Tony Iommi, der kurz selbst bei Jethro Tull gespielt hatte, bevor er zurück nach Birmingham ging, um Black Sabbath ins Leben zu rufen, kündigt den Song »Bouree« an – zu dem das Publikum ganz ohne Aufforderung anfängt, im Takt mitzuklatschen. Nach »My God«, das Anderson und der Band seinerzeit einige Probleme einhandelte (»They just didn’t read the lyrics properly!«), schickt er das Publikum mit dem Hit »Thick As A Brick« in die fünfzehnminütige Pause.
»No way to slow down«
Die zweite Hälfte wird mit »A Passion Play« eröffnet – angekündigt von Iron Maidens Steve Harris, einem »fan of Jethro Tull’s magical genius for 45 years!« Nach »Too Old To Rock’n’Roll« sorgt »Songs from the Wood« vom gleichnamigen Album für echte Gänsehautmomente. Anderson zelebriert die eigene Musik mit jeder Bewegung, jedoch ohne irgendeine Spur von Arroganz oder Egomanie. Das liebevoll gestaltete Konzept weist keine erkennbaren Lücken auf – der »magnetische Frontmann«, wie ihn skug-Autor Walter Pontis, der Jethro Tull bereits bei ihrem allerersten Wienauftritt gesehen hat, zu beschreiben pflegt, überlegt sich sogar für jeden Song eine neue Abschlusspose, bevor das Licht mit dem letzten Klang erlischt.
Nach »Ring Out, Solstice Bells« (nach Wunsch von Def Leppards Joe Elliott), »Heavy Horses«, dem King-Henry-VIII-Cover »Pastime With Good Company« und »Farm On The Freeway« meldet sich via Videobotschaft nun Slash.
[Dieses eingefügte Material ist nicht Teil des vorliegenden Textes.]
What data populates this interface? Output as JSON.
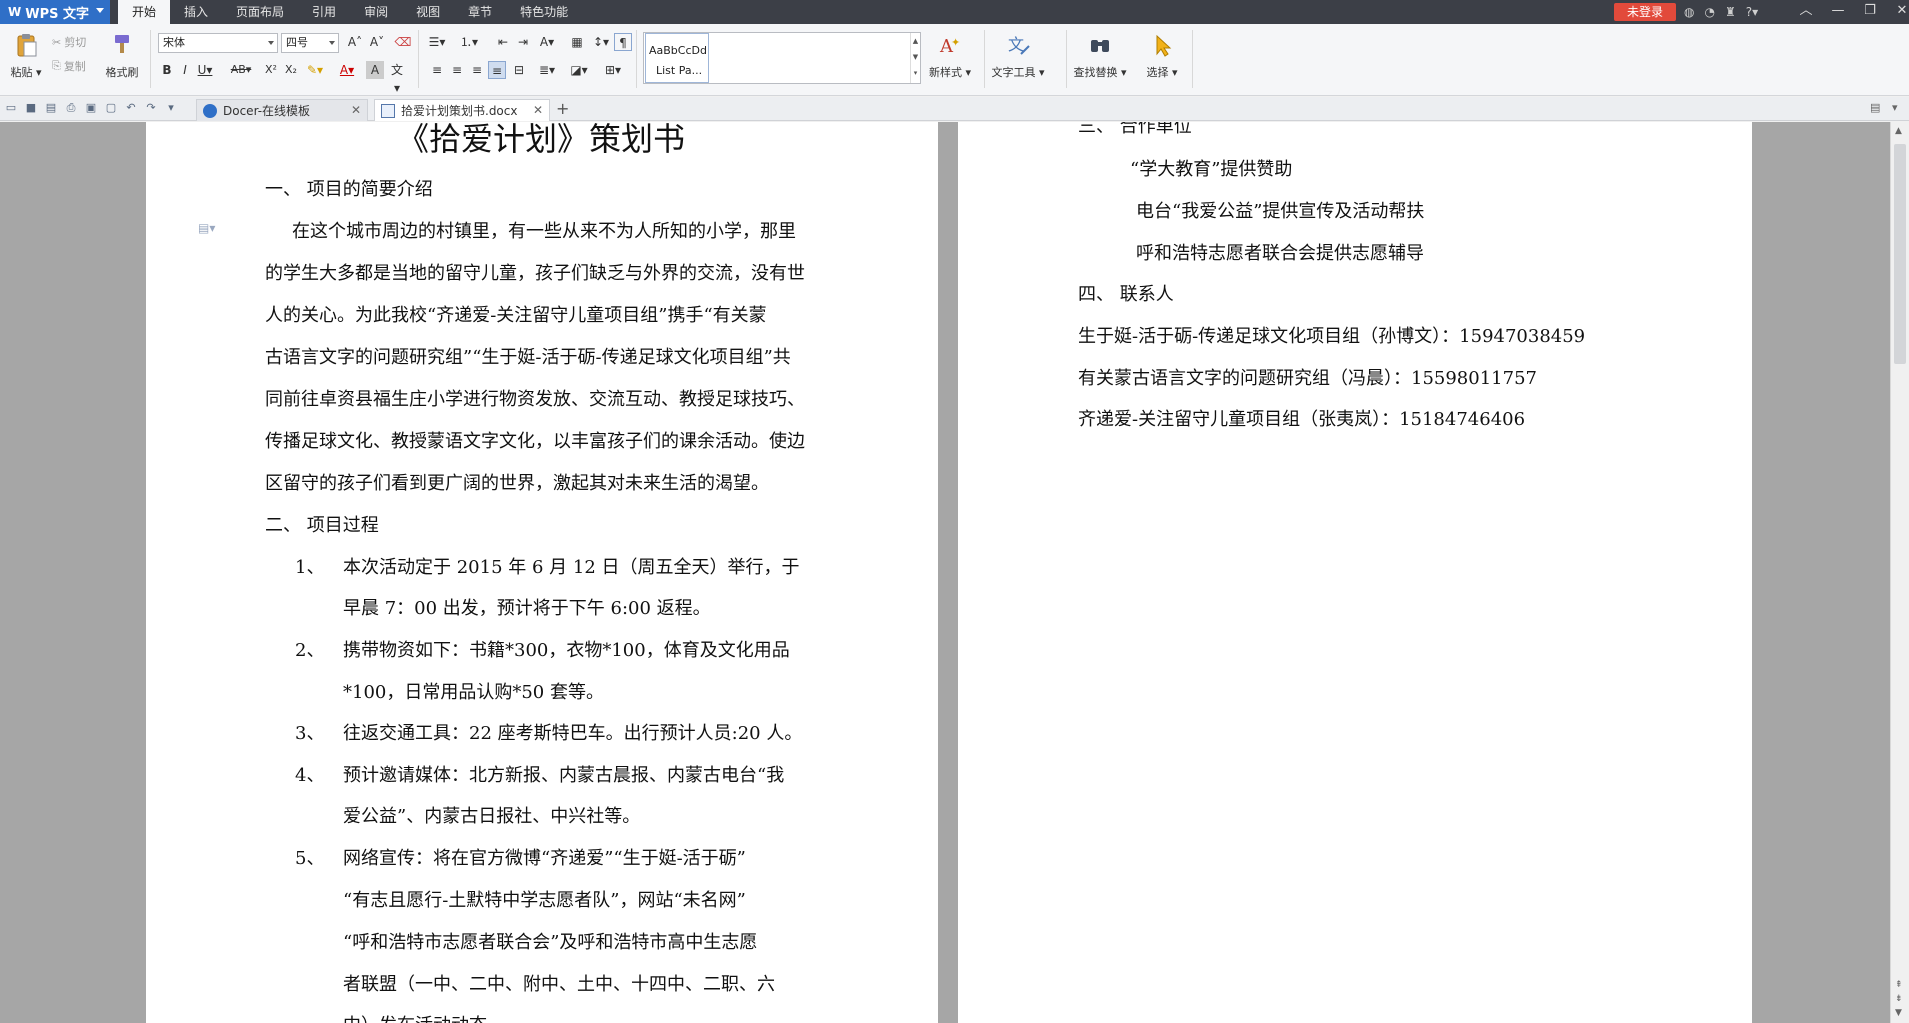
{
  "app": {
    "name": "WPS 文字",
    "login_label": "未登录"
  },
  "menu": {
    "items": [
      "开始",
      "插入",
      "页面布局",
      "引用",
      "审阅",
      "视图",
      "章节",
      "特色功能"
    ]
  },
  "ribbon": {
    "paste": "粘贴",
    "cut": "剪切",
    "copy": "复制",
    "format_painter": "格式刷",
    "font_name": "宋体",
    "font_size": "四号",
    "styles": [
      {
        "preview": "AaBbCcDd",
        "name": "List Pa..."
      }
    ],
    "new_style": "新样式",
    "text_tools": "文字工具",
    "find_replace": "查找替换",
    "select": "选择"
  },
  "tabs": [
    {
      "label": "Docer-在线模板"
    },
    {
      "label": "拾爱计划策划书.docx"
    }
  ],
  "document": {
    "title": "《拾爱计划》策划书",
    "page1_lines": [
      "一、  项目的简要介绍",
      "在这个城市周边的村镇里，有一些从来不为人所知的小学，那里",
      "的学生大多都是当地的留守儿童，孩子们缺乏与外界的交流，没有世",
      "人的关心。为此我校“齐递爱-关注留守儿童项目组”携手“有关蒙",
      "古语言文字的问题研究组”“生于娗-活于砺-传递足球文化项目组”共",
      "同前往卓资县福生庄小学进行物资发放、交流互动、教授足球技巧、",
      "传播足球文化、教授蒙语文字文化，以丰富孩子们的课余活动。使边",
      "区留守的孩子们看到更广阔的世界，激起其对未来生活的渴望。",
      "二、  项目过程"
    ],
    "list_numbers": [
      "1、",
      "2、",
      "3、",
      "4、",
      "5、"
    ],
    "list_lines": [
      "本次活动定于 2015 年 6 月 12 日（周五全天）举行，于",
      "早晨 7：00 出发，预计将于下午 6:00 返程。",
      "携带物资如下：书籍*300，衣物*100，体育及文化用品",
      "*100，日常用品认购*50 套等。",
      "往返交通工具：22 座考斯特巴车。出行预计人员:20 人。",
      "预计邀请媒体：北方新报、内蒙古晨报、内蒙古电台“我",
      "爱公益”、内蒙古日报社、中兴社等。",
      "网络宣传：将在官方微博“齐递爱”“生于娗-活于砺”",
      "“有志且愿行-土默特中学志愿者队”，网站“未名网”",
      "“呼和浩特市志愿者联合会”及呼和浩特市高中生志愿",
      "者联盟（一中、二中、附中、土中、十四中、二职、六",
      "中）发布活动动态"
    ],
    "page2_lines": [
      "三、  合作单位",
      "“学大教育”提供赞助",
      "电台“我爱公益”提供宣传及活动帮扶",
      "呼和浩特志愿者联合会提供志愿辅导",
      "四、  联系人",
      "生于娗-活于砺-传递足球文化项目组（孙博文）：15947038459",
      "有关蒙古语言文字的问题研究组（冯晨）：15598011757",
      "齐递爱-关注留守儿童项目组（张夷岚）：15184746406"
    ]
  }
}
Er kündigt »one of the greatest tunes of rock ’n’ roll« an: »Aqualung«. Jedoch handelt es sich heute um eine Version mit modifizierten Lyrics: Statt Truppen befindet sich nun das »Oxford college up the road«, ein Student singt auf der Leinwand über seine scheinbar aussichtslosen Perspektiven. Ein Beweis dafür, dass die Musik von Jethro Tull, ganz im Sinne Andersons, zeitlos ist.
Nach einer ungeahnt agilen Tanzeinlage während des Gitarrensolos (gefolgt von einer selbstverständlichen Trinkpause) verlässt die Band nach dem Beifall die Bühne. Der weitere Verlauf ist kein Geheimnis: Die Musiker erscheinen erneut, spielen ein angereichtertes Intro, Anderson hüpft zurück auf die Bühne, und das legendäre Riff von »Locomotive Breath« setzt ein. Standing Ovations sind das verdiente Ergebnis.